I open the back door and Maxie runs out and down the steps. I see him pause to sniff the air and stare towards the back of the apartment complex beyond the yard. Nobody is there, but if anyone shows up he’ll be ready to bark and bark until well after they’ve gone out of sight. He’ll be ready to let everyone know this is his domain. His empire.
He then trots across the yard to the back fence where he’ll slowly make his way sniffing, very thoroughly, every inch along the bottom of the chain link. Several of the apartment people own dogs and walk them along the grass near the fence so I know Maxie has a lot of catching up to do when it comes to checking who’s been there recently.

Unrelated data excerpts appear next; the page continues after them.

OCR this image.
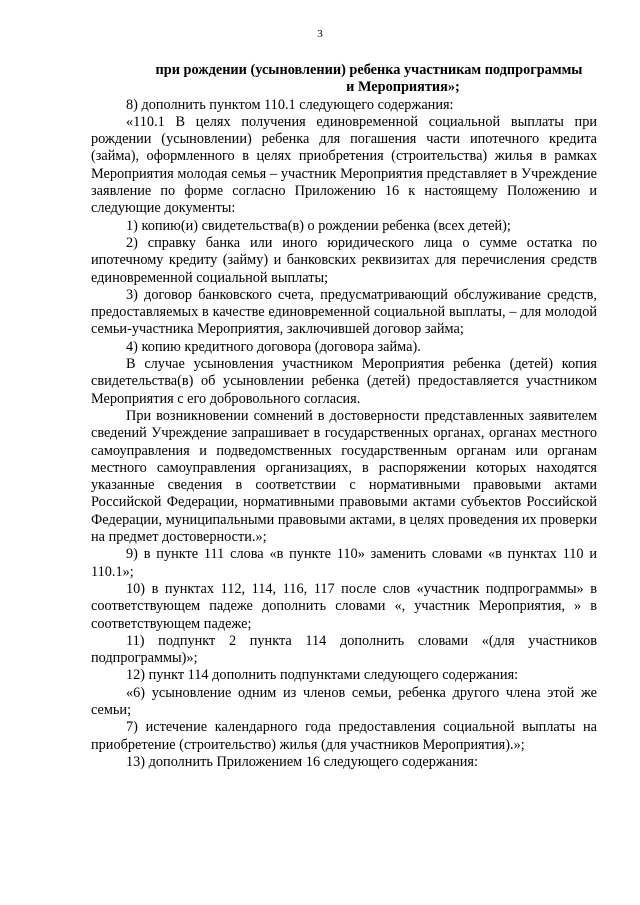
3

при рождении (усыновлении) ребенка участникам подпрограммы
и Мероприятия»;

8) дополнить пунктом 110.1 следующего содержания:

«110.1 В целях получения единовременной социальной выплаты при рождении (усыновлении) ребенка для погашения части ипотечного кредита (займа), оформленного в целях приобретения (строительства) жилья в рамках Мероприятия молодая семья – участник Мероприятия представляет в Учреждение заявление по форме согласно Приложению 16 к настоящему Положению и следующие документы:

1) копию(и) свидетельства(в) о рождении ребенка (всех детей);

2) справку банка или иного юридического лица о сумме остатка по ипотечному кредиту (займу) и банковских реквизитах для перечисления средств единовременной социальной выплаты;

3) договор банковского счета, предусматривающий обслуживание средств, предоставляемых в качестве единовременной социальной выплаты, – для молодой семьи-участника Мероприятия, заключившей договор займа;

4) копию кредитного договора (договора займа).

В случае усыновления участником Мероприятия ребенка (детей) копия свидетельства(в) об усыновлении ребенка (детей) предоставляется участником Мероприятия с его добровольного согласия.

При возникновении сомнений в достоверности представленных заявителем сведений Учреждение запрашивает в государственных органах, органах местного самоуправления и подведомственных государственным органам или органам местного самоуправления организациях, в распоряжении которых находятся указанные сведения в соответствии с нормативными правовыми актами Российской Федерации, нормативными правовыми актами субъектов Российской Федерации, муниципальными правовыми актами, в целях проведения их проверки на предмет достоверности.»;

9) в пункте 111 слова «в пункте 110» заменить словами «в пунктах 110 и 110.1»;

10) в пунктах 112, 114, 116, 117 после слов «участник подпрограммы» в соответствующем падеже дополнить словами «, участник Мероприятия, » в соответствующем падеже;

11) подпункт 2 пункта 114 дополнить словами «(для участников подпрограммы)»;

12) пункт 114 дополнить подпунктами следующего содержания:

«6) усыновление одним из членов семьи, ребенка другого члена этой же семьи;

7) истечение календарного года предоставления социальной выплаты на приобретение (строительство) жилья (для участников Мероприятия).»;

13) дополнить Приложением 16 следующего содержания:
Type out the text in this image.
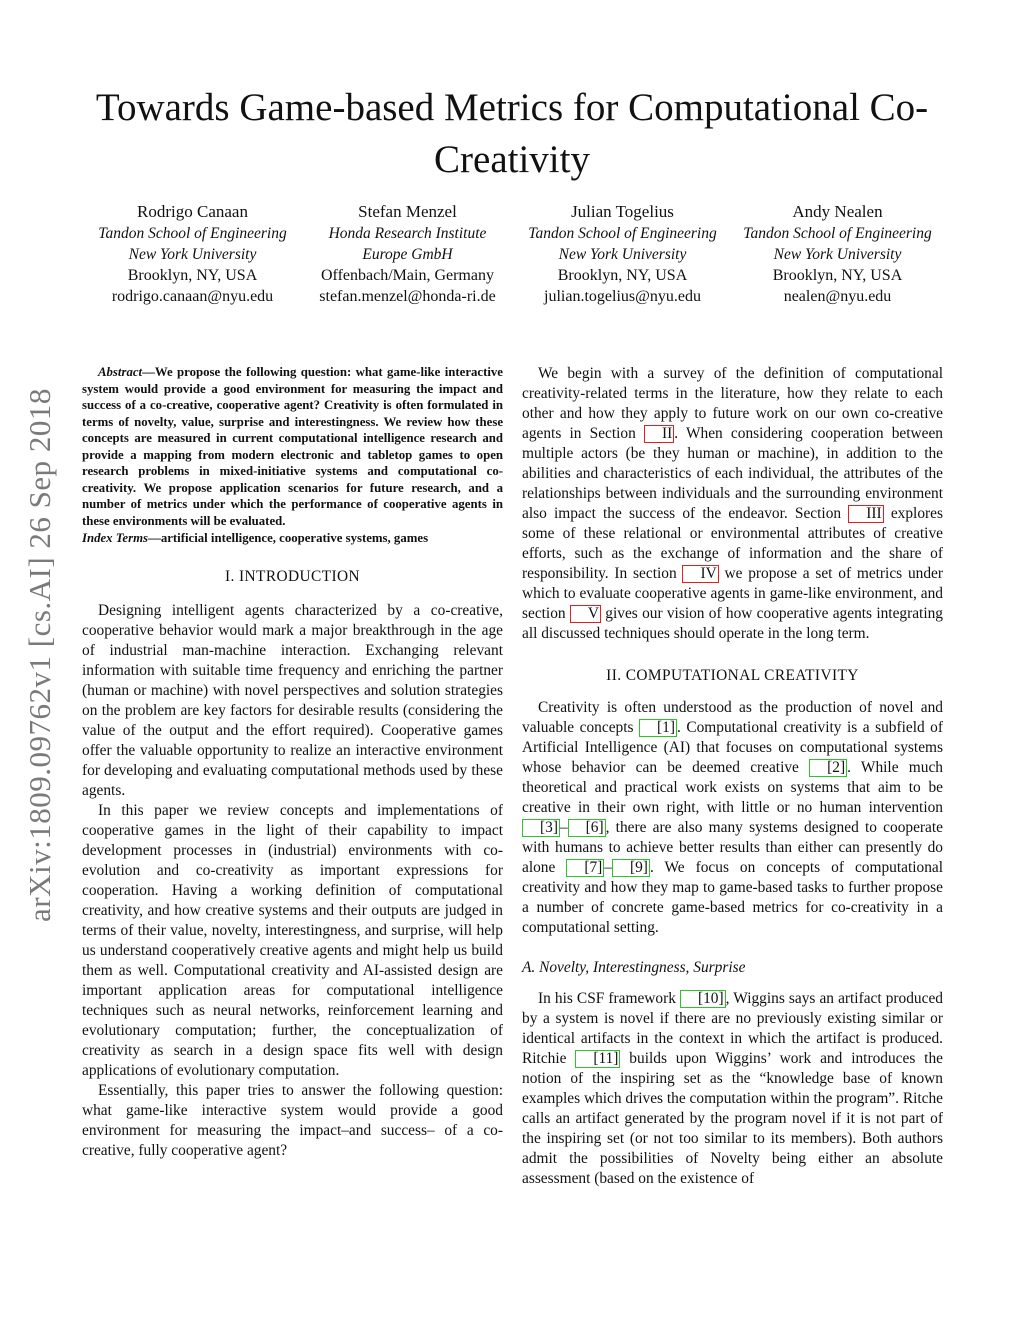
arXiv:1809.09762v1 [cs.AI] 26 Sep 2018
Towards Game-based Metrics for Computational Co-Creativity
Rodrigo Canaan
Tandon School of Engineering
New York University
Brooklyn, NY, USA
rodrigo.canaan@nyu.edu
Stefan Menzel
Honda Research Institute
Europe GmbH
Offenbach/Main, Germany
stefan.menzel@honda-ri.de
Julian Togelius
Tandon School of Engineering
New York University
Brooklyn, NY, USA
julian.togelius@nyu.edu
Andy Nealen
Tandon School of Engineering
New York University
Brooklyn, NY, USA
nealen@nyu.edu

Abstract—We propose the following question: what game-like interactive system would provide a good environment for measuring the impact and success of a co-creative, cooperative agent? Creativity is often formulated in terms of novelty, value, surprise and interestingness. We review how these concepts are measured in current computational intelligence research and provide a mapping from modern electronic and tabletop games to open research problems in mixed-initiative systems and computational co-creativity. We propose application scenarios for future research, and a number of metrics under which the performance of cooperative agents in these environments will be evaluated.

Index Terms—artificial intelligence, cooperative systems, games

I. INTRODUCTION

Designing intelligent agents characterized by a co-creative, cooperative behavior would mark a major breakthrough in the age of industrial man-machine interaction. Exchanging relevant information with suitable time frequency and enriching the partner (human or machine) with novel perspectives and solution strategies on the problem are key factors for desirable results (considering the value of the output and the effort required). Cooperative games offer the valuable opportunity to realize an interactive environment for developing and evaluating computational methods used by these agents.

In this paper we review concepts and implementations of cooperative games in the light of their capability to impact development processes in (industrial) environments with co-evolution and co-creativity as important expressions for cooperation. Having a working definition of computational creativity, and how creative systems and their outputs are judged in terms of their value, novelty, interestingness, and surprise, will help us understand cooperatively creative agents and might help us build them as well. Computational creativity and AI-assisted design are important application areas for computational intelligence techniques such as neural networks, reinforcement learning and evolutionary computation; further, the conceptualization of creativity as search in a design space fits well with design applications of evolutionary computation.

Essentially, this paper tries to answer the following question: what game-like interactive system would provide a good environment for measuring the impact–and success– of a co-creative, fully cooperative agent?

We begin with a survey of the definition of computational creativity-related terms in the literature, how they relate to each other and how they apply to future work on our own co-creative agents in Section II . When considering cooperation between multiple actors (be they human or machine), in addition to the abilities and characteristics of each individual, the attributes of the relationships between individuals and the surrounding environment also impact the success of the endeavor. Section III explores some of these relational or environmental attributes of creative efforts, such as the exchange of information and the share of responsibility. In section IV we propose a set of metrics under which to evaluate cooperative agents in game-like environment, and section V gives our vision of how cooperative agents integrating all discussed techniques should operate in the long term.

II. COMPUTATIONAL CREATIVITY

Creativity is often understood as the production of novel and valuable concepts [1] . Computational creativity is a subfield of Artificial Intelligence (AI) that focuses on computational systems whose behavior can be deemed creative [2] . While much theoretical and practical work exists on systems that aim to be creative in their own right, with little or no human intervention [3] – [6] , there are also many systems designed to cooperate with humans to achieve better results than either can presently do alone [7] – [9] . We focus on concepts of computational creativity and how they map to game-based tasks to further propose a number of concrete game-based metrics for co-creativity in a computational setting.

A. Novelty, Interestingness, Surprise

In his CSF framework [10] , Wiggins says an artifact produced by a system is novel if there are no previously existing similar or identical artifacts in the context in which the artifact is produced. Ritchie [11] builds upon Wiggins’ work and introduces the notion of the inspiring set as the “knowledge base of known examples which drives the computation within the program”. Ritche calls an artifact generated by the program novel if it is not part of the inspiring set (or not too similar to its members). Both authors admit the possibilities of Novelty being either an absolute assessment (based on the existence of
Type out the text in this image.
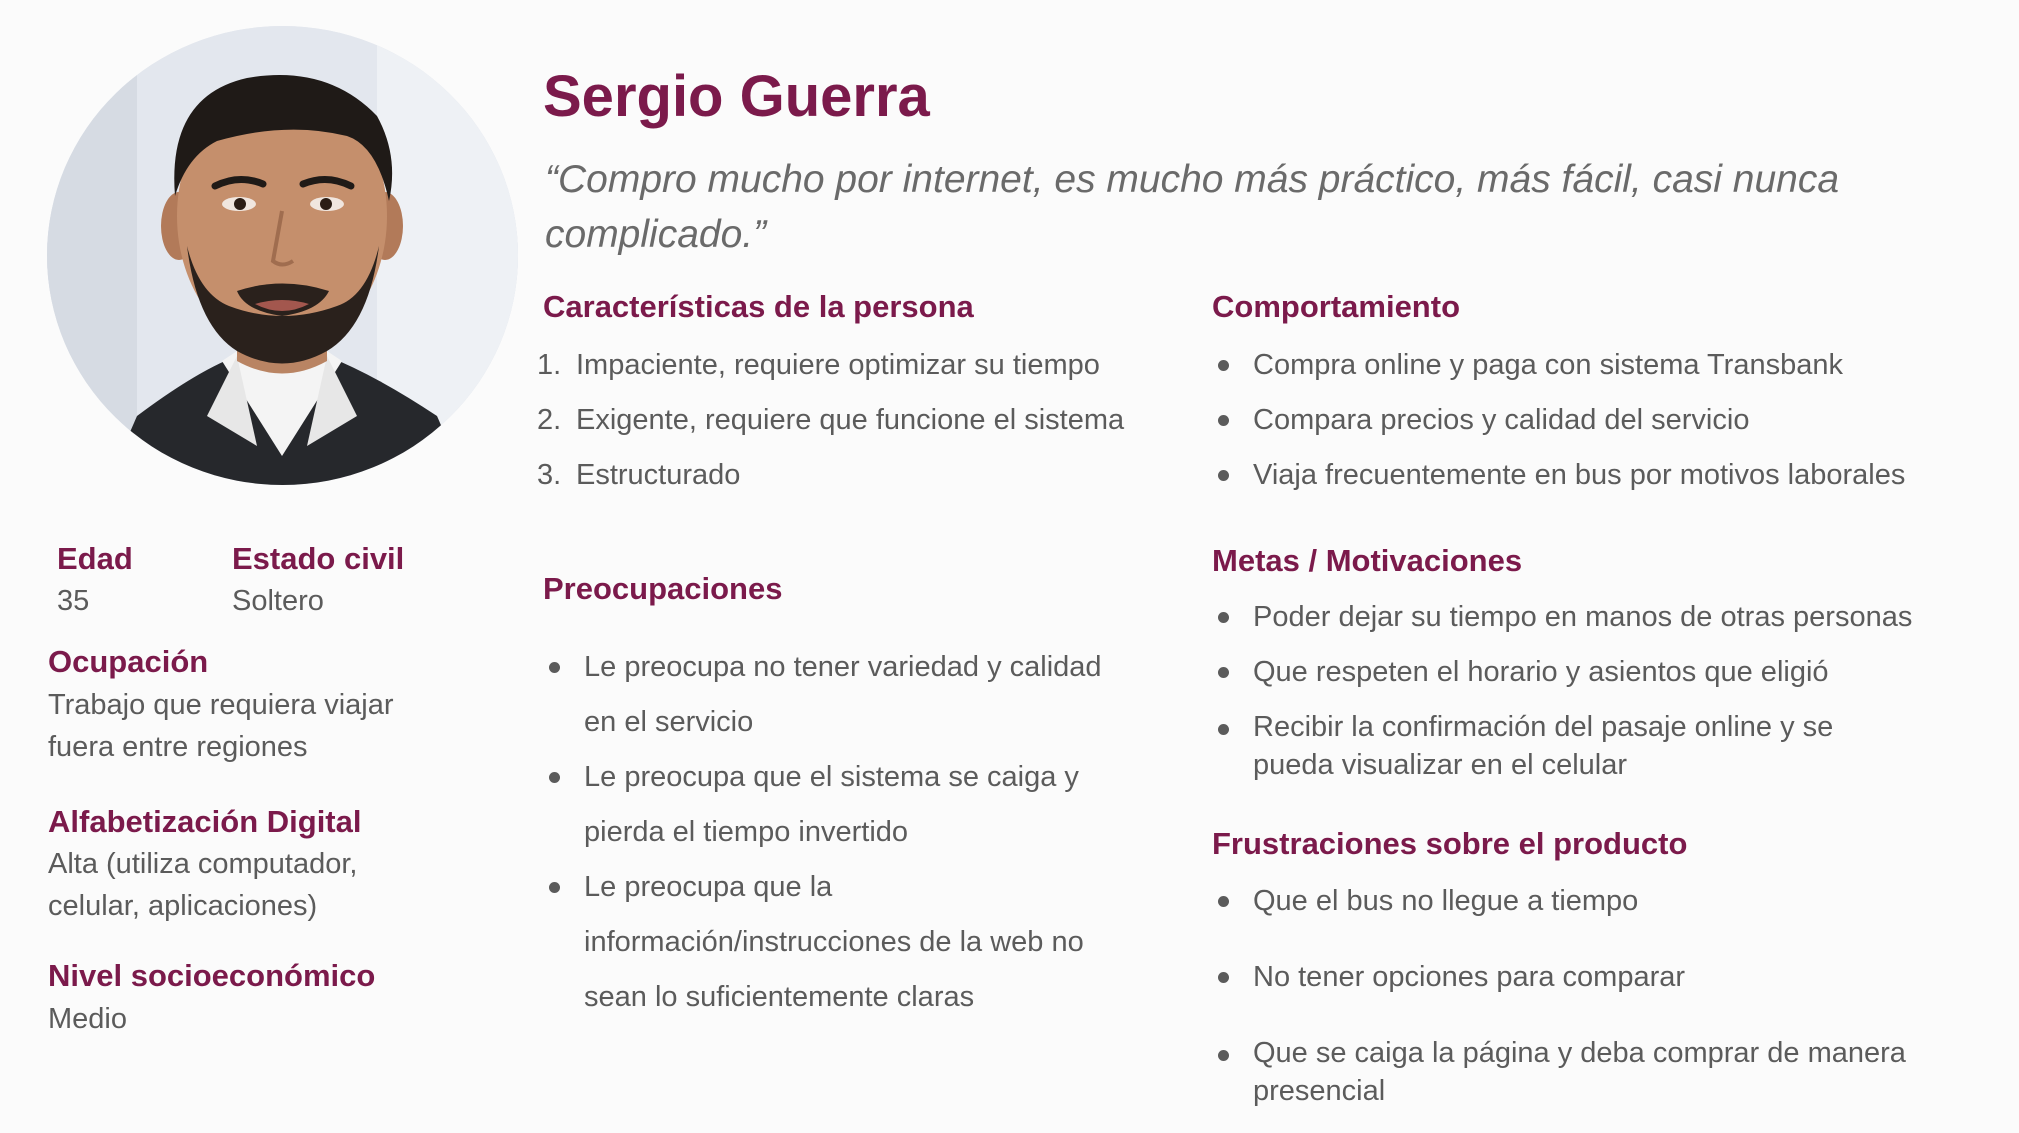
Sergio Guerra
“Compro mucho por internet, es mucho más práctico, más fácil, casi nunca complicado.”
Edad
35
Estado civil
Soltero
Ocupación
Trabajo que requiera viajar fuera entre regiones
Alfabetización Digital
Alta (utiliza computador, celular, aplicaciones)
Nivel socioeconómico
Medio
Características de la persona
1. Impaciente, requiere optimizar su tiempo
2. Exigente, requiere que funcione el sistema
3. Estructurado
Preocupaciones
Le preocupa no tener variedad y calidad en el servicio
Le preocupa que el sistema se caiga y pierda el tiempo invertido
Le preocupa que la información/instrucciones de la web no sean lo suficientemente claras
Comportamiento
Compra online y paga con sistema Transbank
Compara precios y calidad del servicio
Viaja frecuentemente en bus por motivos laborales
Metas / Motivaciones
Poder dejar su tiempo en manos de otras personas
Que respeten el horario y asientos que eligió
Recibir la confirmación del pasaje online y se pueda visualizar en el celular
Frustraciones sobre el producto
Que el bus no llegue a tiempo
No tener opciones para comparar
Que se caiga la página y deba comprar de manera presencial
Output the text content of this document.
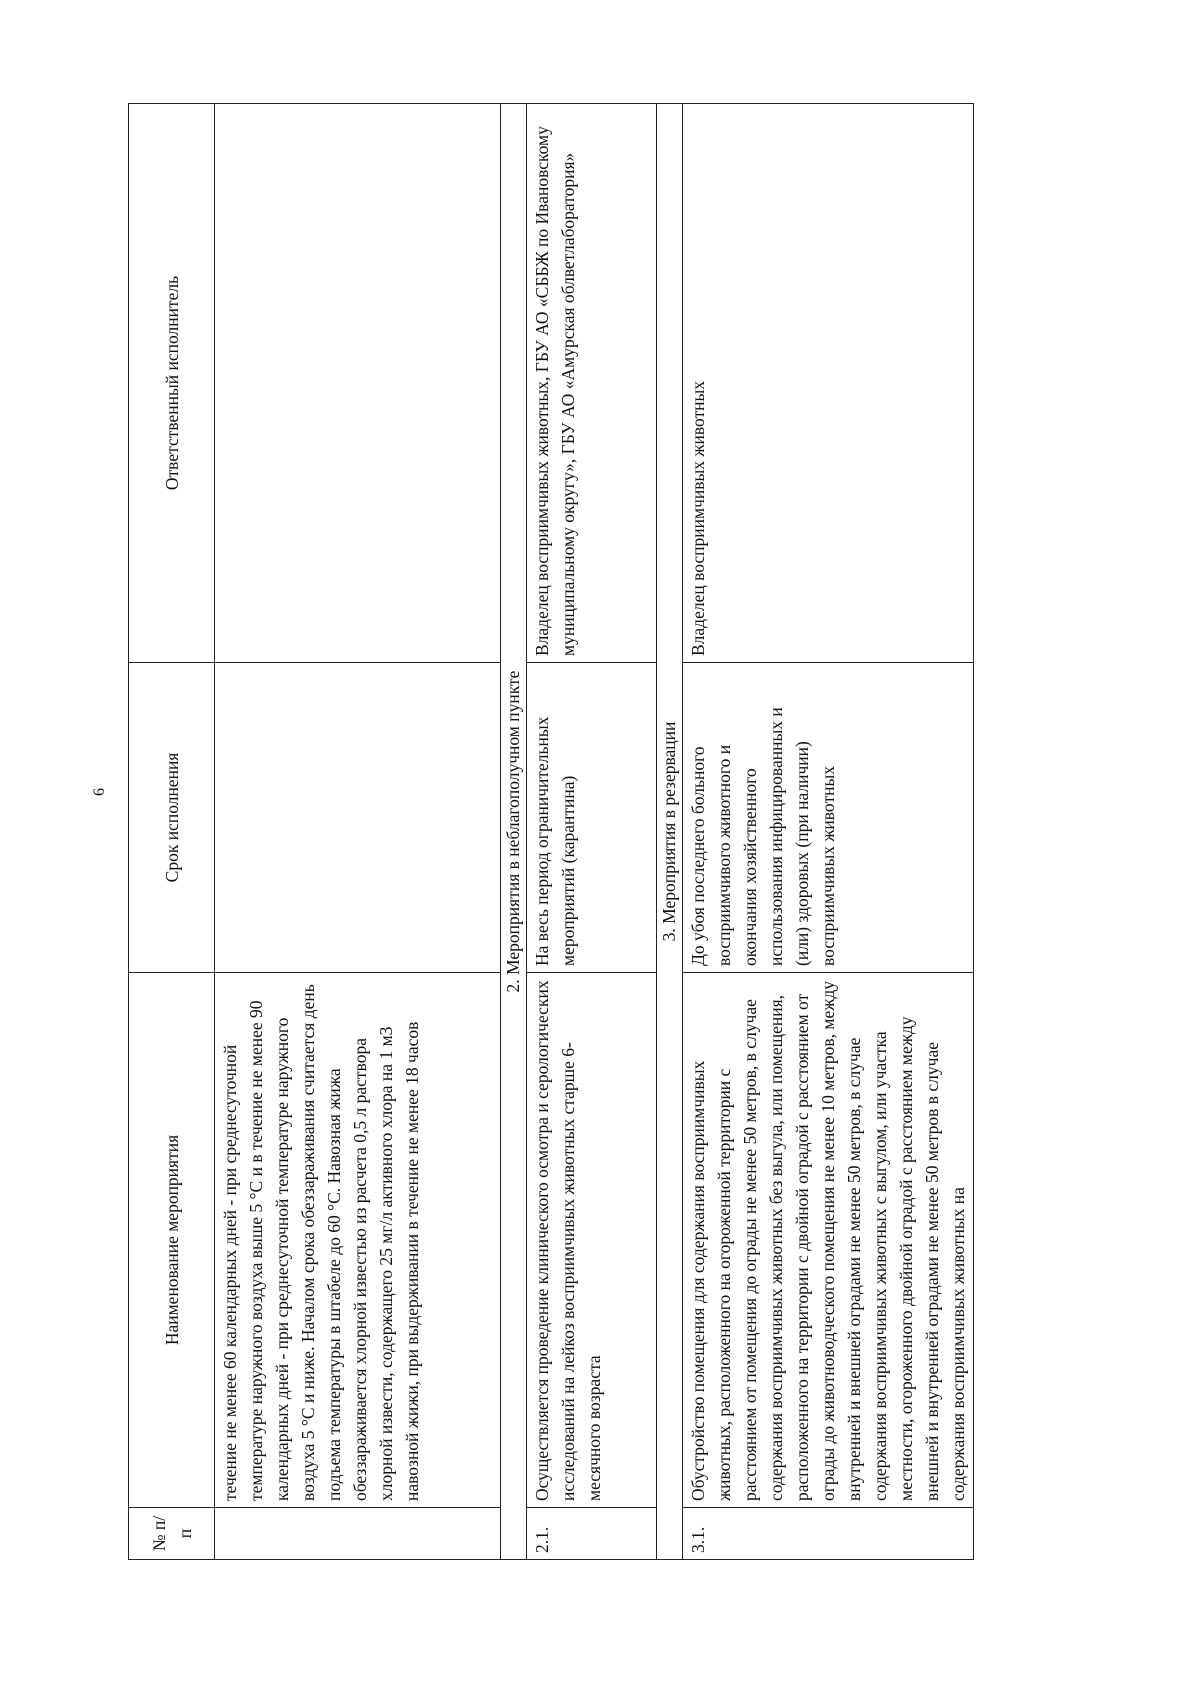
6
№ п/п	Наименование мероприятия	Срок исполнения	Ответственный исполнитель
	течение не менее 60 календарных дней - при среднесуточной температуре наружного воздуха выше 5 °С и в течение не менее 90 календарных дней - при среднесуточной температуре наружного воздуха 5 °С и ниже. Началом срока обеззараживания считается день подъема температуры в штабеле до 60 °С. Навозная жижа обеззараживается хлорной известью из расчета 0,5 л раствора хлорной извести, содержащего 25 мг/л активного хлора на 1 м3 навозной жижи, при выдерживании в течение не менее 18 часов		
2. Мероприятия в неблагополучном пункте			
2.1.	Осуществляется проведение клинического осмотра и серологических исследований на лейкоз восприимчивых животных старше 6-месячного возраста	На весь период ограничительных мероприятий (карантина)	Владелец восприимчивых животных, ГБУ АО «СББЖ по Ивановскому муниципальному округу», ГБУ АО «Амурская облветлаборатория»
3. Мероприятия в резервации			
3.1.	Обустройство помещения для содержания восприимчивых животных, расположенного на огороженной территории с расстоянием от помещения до ограды не менее 50 метров, в случае содержания восприимчивых животных без выгула, или помещения, расположенного на территории с двойной оградой с расстоянием от ограды до животноводческого помещения не менее 10 метров, между внутренней и внешней оградами не менее 50 метров, в случае содержания восприимчивых животных с выгулом, или участка местности, огороженного двойной оградой с расстоянием между внешней и внутренней оградами не менее 50 метров в случае содержания восприимчивых животных на	До убоя последнего больного восприимчивого животного и окончания хозяйственного использования инфицированных и (или) здоровых (при наличии) восприимчивых животных	Владелец восприимчивых животных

Maxie works his way along the fence until he disappears from view into the next yard. Nobody there ever seems to care if he trespasses since they never use the yard themselves anyway. Although I can no longer see him, I can picture him stopping every so often to check if anyone has appeared outside the apartments, and I can imagine his nose twitching while he checks the air for interesting scents. Nobody is there yet, so with his nose back to the bottom of the fence he presses on.
I know he will be pushing through the weeds, that have grown taller than him, until he reaches the far corner of the fence and he can briefly survey those back yards while thoroughly exploring around the jungle of tangled grass and saplings. His little black, furry body partially concealed by the neglected growth, his little bobbed tail sticking up like a flagpole.
Once finished he’ll turn back and emerge from the tiny jungle, the fence now forgotten, and trot down through the neighbor’s yard and straight to the back door. I’ll see him suddenly reappear from around the shed that separates our two properties. If I’m not there at that moment I know he’ll stand there and wait, staring at the open door until I return, and once back inside the people from the apartments will be able to come and go in peace.
He has done this several times a day for the past several years and so I can see it clearly in my mind, but only in my mind, because once the horrible kidney disease took hold, those days became fewer and far between. He stopped barking. He stopped going to the fence. He stopped being able to go on walks. One by one we saw him lose the things that made life enjoyable for him.
Yesterday he gave up on eating and drinking. He couldn’t stand anymore and he couldn’t rest comfortably. He twitched and gasped and there was no life left in his eyes, and so I had to make the decision I’ve been dreading, and give him his peace. We stayed with him until the last breath and the vet carried him away, still in his bed.
Goodbye my friend. You were deeply loved and you will be greatly missed. Goodbye.